How to Select a Countertop?
Building a home or remodeling a kitchen requires many decisions which will affect the way you live and the resell value of your home. Countertops are one decision that can make the kitchen more sellable and more livable. First decide how much money you want to budget for your kitchen hardware as well as the layout of the kitchen. After that has been decided, let's explore the options for your countertops.
Granite Countertops - 1st Choice
Having lived with granite countertops for the past ten years, I would call this my ultimate choice. They shine, clean well, have not stained, and hot pots can be set on them without worrying of burning. When walking into a home with granite countertops, one immediately sees beauty and granite comes in many colors. They are also easily available at your hardware stores in premade slabs or if you want you can use tiles which after having granite tiles I would not recommend due to the grout changing color and not keeping up with the luscious richness of the granite.

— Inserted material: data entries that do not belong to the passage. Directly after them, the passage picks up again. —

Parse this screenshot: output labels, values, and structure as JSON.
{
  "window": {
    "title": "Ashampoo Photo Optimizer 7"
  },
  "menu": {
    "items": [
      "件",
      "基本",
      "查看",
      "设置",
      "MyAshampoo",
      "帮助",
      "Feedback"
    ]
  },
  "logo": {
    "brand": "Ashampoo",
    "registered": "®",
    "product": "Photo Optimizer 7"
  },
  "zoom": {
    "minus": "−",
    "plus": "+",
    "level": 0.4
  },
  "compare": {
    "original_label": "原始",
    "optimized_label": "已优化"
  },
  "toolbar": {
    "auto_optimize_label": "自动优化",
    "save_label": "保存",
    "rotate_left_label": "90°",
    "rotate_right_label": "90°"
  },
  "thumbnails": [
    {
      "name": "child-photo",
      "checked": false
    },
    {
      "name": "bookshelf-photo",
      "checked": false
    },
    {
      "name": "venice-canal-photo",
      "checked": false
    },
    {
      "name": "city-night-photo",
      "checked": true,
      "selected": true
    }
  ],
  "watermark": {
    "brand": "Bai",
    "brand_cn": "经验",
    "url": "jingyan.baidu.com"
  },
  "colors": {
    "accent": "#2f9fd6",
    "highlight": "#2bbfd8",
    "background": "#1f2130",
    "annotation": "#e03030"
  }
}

Granite is the most popular natural stone and countertop due to its versatility and top performance values. Granite is one of the most hardest and strongest materials in nature.

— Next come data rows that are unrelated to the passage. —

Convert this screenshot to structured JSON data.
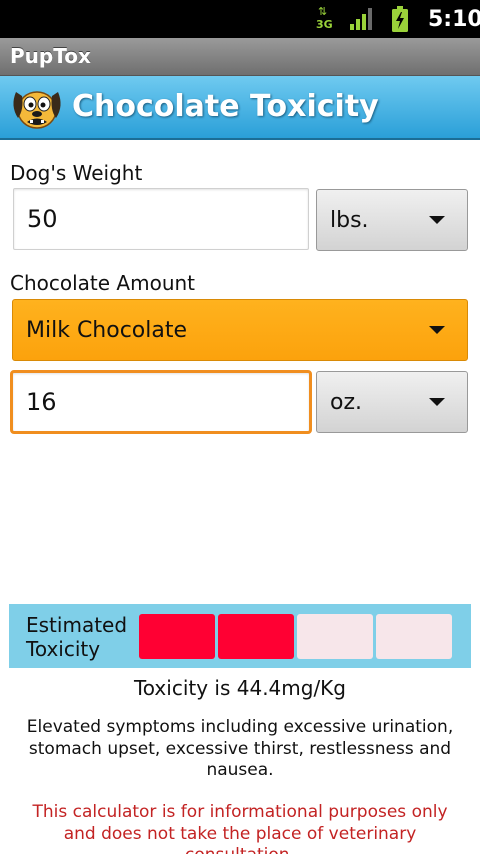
{
  "status_bar": {
    "network_label": "3G",
    "time": "5:10"
  },
  "app": {
    "title": "PupTox"
  },
  "header": {
    "logo_icon": "dog-face-icon",
    "title": "Chocolate Toxicity"
  },
  "weight": {
    "label": "Dog's Weight",
    "value": "50",
    "unit": "lbs."
  },
  "chocolate": {
    "label": "Chocolate Amount",
    "type": "Milk Chocolate",
    "amount": "16",
    "unit": "oz."
  },
  "meter": {
    "label_line1": "Estimated",
    "label_line2": "Toxicity",
    "level": 2,
    "segments": 4,
    "active_color": "#ff0033",
    "inactive_color": "#f7e6ea"
  },
  "result": {
    "toxicity_text": "Toxicity is 44.4mg/Kg",
    "symptoms": "Elevated symptoms including excessive urination, stomach upset, excessive thirst, restlessness and nausea.",
    "disclaimer": "This calculator is for informational purposes only and does not take the place of veterinary consultation."
  },
  "colors": {
    "header_blue": "#2a9fd8",
    "selected_orange": "#fca20c",
    "focus_border": "#f08e1f",
    "disclaimer_red": "#c32323"
  }
}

True granite does not stain and is a lifetime countertop in your kitchen. It does come in a satin finish for those who do not like high shine. Some styles of granite never need sealing.
True granite will continue to astound you to the rough abuse it will withstand. A granite countertop is nearly impossible to scratch with a knife and you can cut your veggies on it if you you don't mind getting your knife dull.

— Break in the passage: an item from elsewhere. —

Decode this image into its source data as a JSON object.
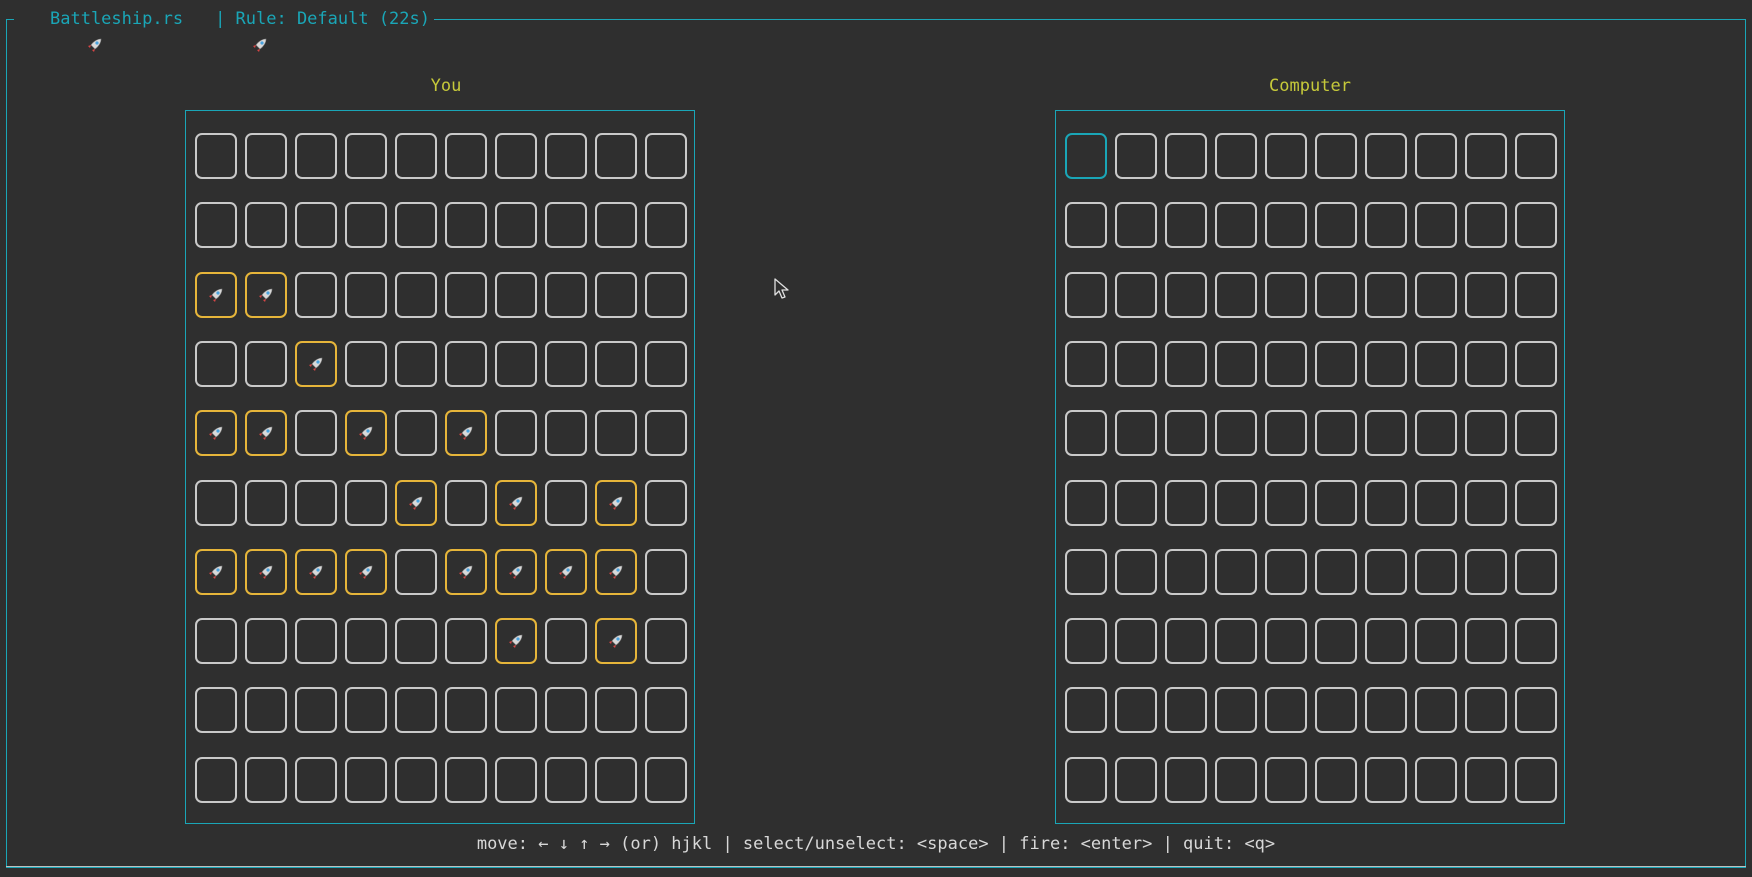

Granite generally goes from $10 a square foot to approximately $20 a square foot.
Granite is an obvious choice for our household and seeing the homes in our neighborhood knowing which ones have granite versus laminate the granite homes always sells over the laminate countertops.
Tile and Grout Countertops - 2nd Choice
Tile and grout is usually placed on top of a plywood countertop. Hot pots can be placed on tile and not damage it, however, tiles can chip and grout will discolor and is hard to care for.
Due to the durability of the tile, I would make this my 2nd choice but would prefer this in a bathroom over a kitchen since there should not be damage from utensils and kitchenware in a bathroom.
In the years that we have had kitchen tiles, some have chipped meaning you need to cover it up or actually replace the tile which is a timeconsuming and messy task since it means chipping away the tile and bringing out the materials needed for placement of the tile and putting new grout in which will not match the older grout.
If you have hard water, you will have big problems with your grout turning white if you chose a colored grout.
My suggestion is if you cannot afford all granite in your home is for granite in the kitchen and tile and grout in the bathrooms.
Corian is known to be your solid surface countertop. It has more of a flat look and not too shiny but is stronger than your laminate counter top and will hold up longer however, it will scratch which can be fixable with sand paper but also may be noticeable. Also you must use trivets as you cannot place a hot pot on it.
Corian has come out with beautiful colors but they are known to be soft countertops which in turn will soften the blow to your dishes but also easily dents and scratches the countertop. Dents are generally not fixable.
Personally, I would not buy it after seeing it in my relatives home how scratched it was and a hot pot burnt mark. They thought it was suppose to be tough and able to withstand a pot. Do your homework on this one. Take home a free sample and do some trials on it.
If you are not staying in the home for long and willing to use trivets for your pots and cutting boards for all your foods and you are careful about what you set on your top these will serve you well for a few years. This is generally a wooden counter with a plastic paper type pattern system that is glued on top that comes in different brands and a array of colors and styles. Laminate will scratch, dent, and cut easily from knives or utensils or rough treatment. Holes are easy to happen with these as well. They are not made to last a lifetime. Plan on spending between $7 - $20 a square foot.
We had laminate for many years in various homes before having granite and I will never go back to laminate even if it costs more upfront.
The laminate countertop makers will have you to believe that a granite countertop is not worth the money. I would highy suggest if you are considering to laminate your countertop to check the price of granite and weigh the costs and beauty appeal.
Do Not Use Marble Countertop in your Kitchen
Marble countertops look beautiful but need to be polished and they cannot withstand the daily use of a kitchen. They will etch and get dull in a kitchen.